First question on SO and I hope I’m not duplicating anything; I’ve looked at other questions and think mine is different enough to warrant asking.
Basically, is there a way to have the this
that’s in the method body of a method written using the shorthand notation to be either lexical or bound to a specific value?
The motivation for this comes from wanting to use the ES6 method shorthand when I was implementing the iterator protocol, in which the @@iterator
method, when called, returns an iterator object. That iterator object has to have a next()

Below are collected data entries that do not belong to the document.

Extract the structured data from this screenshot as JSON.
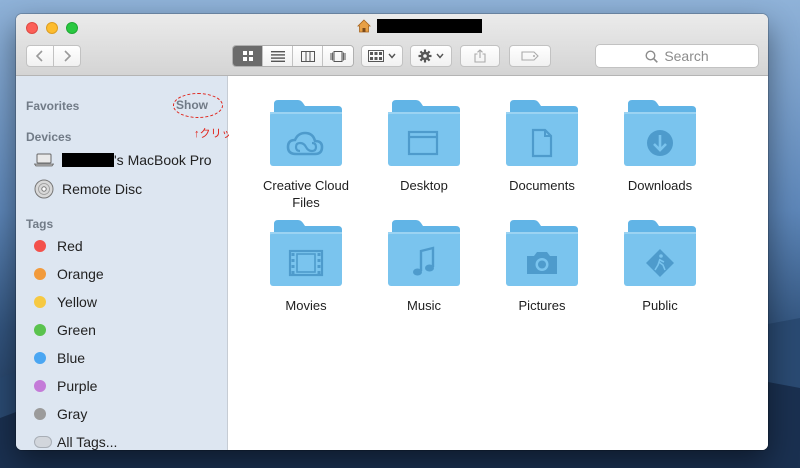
{
  "window": {
    "title_redacted": true
  },
  "toolbar": {
    "search_placeholder": "Search"
  },
  "sidebar": {
    "favorites": {
      "label": "Favorites",
      "show_label": "Show",
      "annotation": "↑クリック"
    },
    "devices": {
      "label": "Devices",
      "items": [
        {
          "label": "'s MacBook Pro",
          "icon": "laptop-icon"
        },
        {
          "label": "Remote Disc",
          "icon": "disc-icon"
        }
      ]
    },
    "tags": {
      "label": "Tags",
      "items": [
        {
          "label": "Red",
          "color": "#f3514b"
        },
        {
          "label": "Orange",
          "color": "#f29b3c"
        },
        {
          "label": "Yellow",
          "color": "#f6c942"
        },
        {
          "label": "Green",
          "color": "#5ac34e"
        },
        {
          "label": "Blue",
          "color": "#4aa6f2"
        },
        {
          "label": "Purple",
          "color": "#c47bd8"
        },
        {
          "label": "Gray",
          "color": "#9b9b9b"
        },
        {
          "label": "All Tags...",
          "color": "#d2d6dc"
        }
      ]
    }
  },
  "folders": [
    {
      "label": "Creative Cloud Files",
      "icon": "creative-cloud-icon"
    },
    {
      "label": "Desktop",
      "icon": "desktop-icon"
    },
    {
      "label": "Documents",
      "icon": "document-icon"
    },
    {
      "label": "Downloads",
      "icon": "download-icon"
    },
    {
      "label": "Movies",
      "icon": "film-icon"
    },
    {
      "label": "Music",
      "icon": "music-note-icon"
    },
    {
      "label": "Pictures",
      "icon": "camera-icon"
    },
    {
      "label": "Public",
      "icon": "public-sign-icon"
    }
  ],
  "colors": {
    "folder_body": "#7ac4ee",
    "folder_tab": "#61b4e6",
    "folder_glyph": "#4e9bcc"
  }
}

method, which when called itself returns another object. It’s in this 2nd object that I want a reference to the original (in my case, Graph
) instance.
Note that in the below code snippet, which does not work as intended due to the this
binding, next()
is using the ES6 method definition shorthand.
class Graph {
constructor(initialNodes) {
this.data = [...initialNodes];
}
[Symbol.iterator]() {
let nextIndex = 0;
// `this` binding is fine here, as expected
return {
// look at that beautiful shorthand
next() {
return nextIndex < this.data.length
// `this` binding is not fine here
? { done: false, value: this.data[nextIndex++] }
: { done: true };
}
};
}
}
I’m aware of defining the function above the object return and then assigning that function as a property of the object being returned, but again I was wondering if a way with the method shorthand syntax was possible.
Defining next()
above the return object as a regular function then binding it in the object property assignment:
class Graph {
// constructor
[Symbol.iterator]() {
let nextIndex = 0;
// I know you can do this
const next = function() {
return nextIndex < this.data.length
? { done: false, value: this.data[nextIndex++] }
: { done: true };
};
return {
next: next.bind(this)
};
}
}
Defining next()
above the return object as an arrow function means no need for bind
, but still no method syntax shorthand:
class Graph {
// constructor
[Symbol.iterator]() {
let nextIndex = 0;
// I know you can also do this
const next = () => {
return nextIndex < this.data.length
? { done: false, value: this.data[nextIndex++] }
: { done: true };
};
return {
next
};
}
}
Icepickle brought up a good point in the comments that I could just use store the this
context and refer to that in the shorthand method body. I’m assuming this is the closest I can get?
class Graph {
// constructor
[Symbol.iterator]() {
let nextIndex = 0;
const self = this;
return {
next() {
return nextIndex < self.data.length
? { done: false, value: self.data[nextIndex++] }
: { done: true };
}
};
}
}
The ideal solution to your problem would be to use the proper tool for the job: a generator function. They too can be used with a shorthand syntax, and they will properly bind
this
.Generator functions return objects which conform to the iterator protocol, and can use
yield*
to delegate the output of the iterator to another iterable object (like an array).